1960年代から70年代にかけて、アメリカではマーティン・ルーサー・キング牧師やマルコムX、ブラック・パンサー党の女闘士アンジェラ・デイヴィスなどを筆頭に黒人の人種平等を求めた運動が盛り上がり、それは「ブラック・パワー」とも呼ばれたが、ブラジルにも同様の運動を行なった象徴的女性がいる。それがレーリア・ゴンザレスだ。
1935年にミナス・ジェライス州に生まれ、リオで育ったレーリアは大学で歴史学と哲学を学ぶと、1960年代にはリオ・キリスト教大学やリオ州の高校で歴史を教えることとなる。

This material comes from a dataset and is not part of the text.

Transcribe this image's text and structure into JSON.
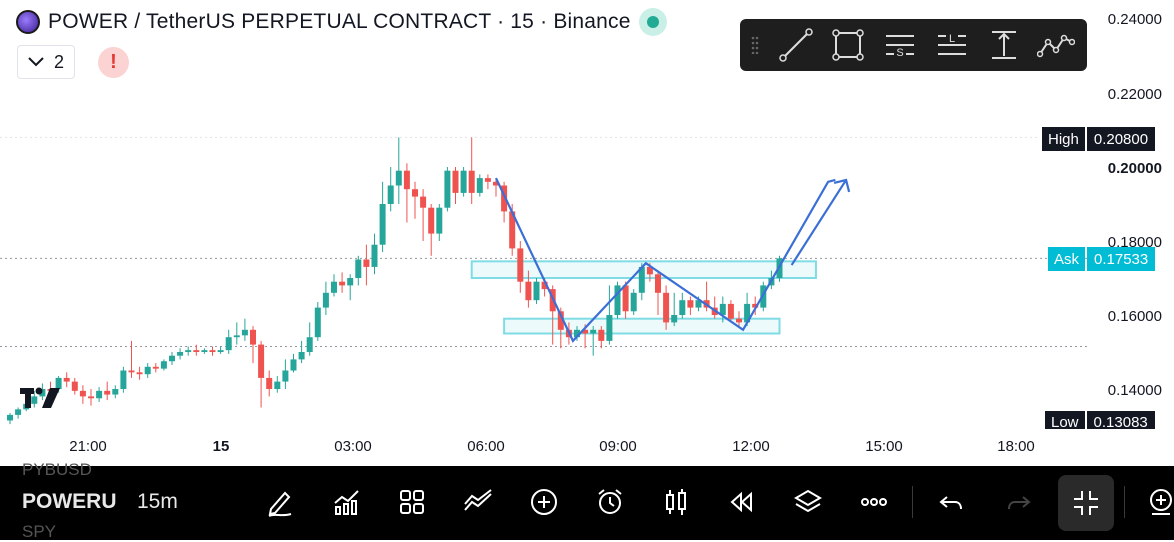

この当時、ブラジルは軍事政権の下にあったが、レーリアは哲学の授業で抵抗することや、社会や政治を批評的に見ることを教え、それはやがて授業を受けた生徒に抗議行動を起こさせる原動力となった。
この当時、アメリカでは黒人による公民権運動が盛んな頃でもあったが、やがてレーリアは「ブラック・パワー」とも「ブラック・イズ・ビューティフル」とも呼ばれたこうした運動をブラジルの黒人内でも起こそうと動き、黒人連合運動(MNJ)といった社会団体や黒人文化調査施設(IPCN)といった教育財団を結成する。また、アフリカ伝統音楽の楽団でバイア州サルバドールを拠点に活動するオロドゥンの結成にも動いている。大きなアフロヘアに額に巻いたバンダナはレーリアのトレードマークにもなった。
また、1985~89年にかけては黒人女性代表として、女性人権全国委員会(CNDM)の委員をつとめた。政界への進出も狙い、82年には労働者党(PT)で下院議員、86年に民主労働党(PDT)で州議員に立候補し、いずれも補欠となっている。
そんなレイラであったが、1994年7月10日、リオで心臓発作のために59歳の短い生涯を閉じた。だが、黒人、女性の地位向上に貢献したレーリアについてはその後もカーニバルのテーマや演劇の題材として扱われ、2010年にはバイア州で、社会に貢献した女性を対象にした「レーリア・ゴンザレス賞」も制定された。
リオのブラジル銀行文化センターでは24日から、レーリアに捧げた展示会が開催されている。そこではレーリアの人生がパネルとなって展示されているほか、彼女の貴重な写真や著物、彼女のドキュメンタリーのDVDなどを見ることができる。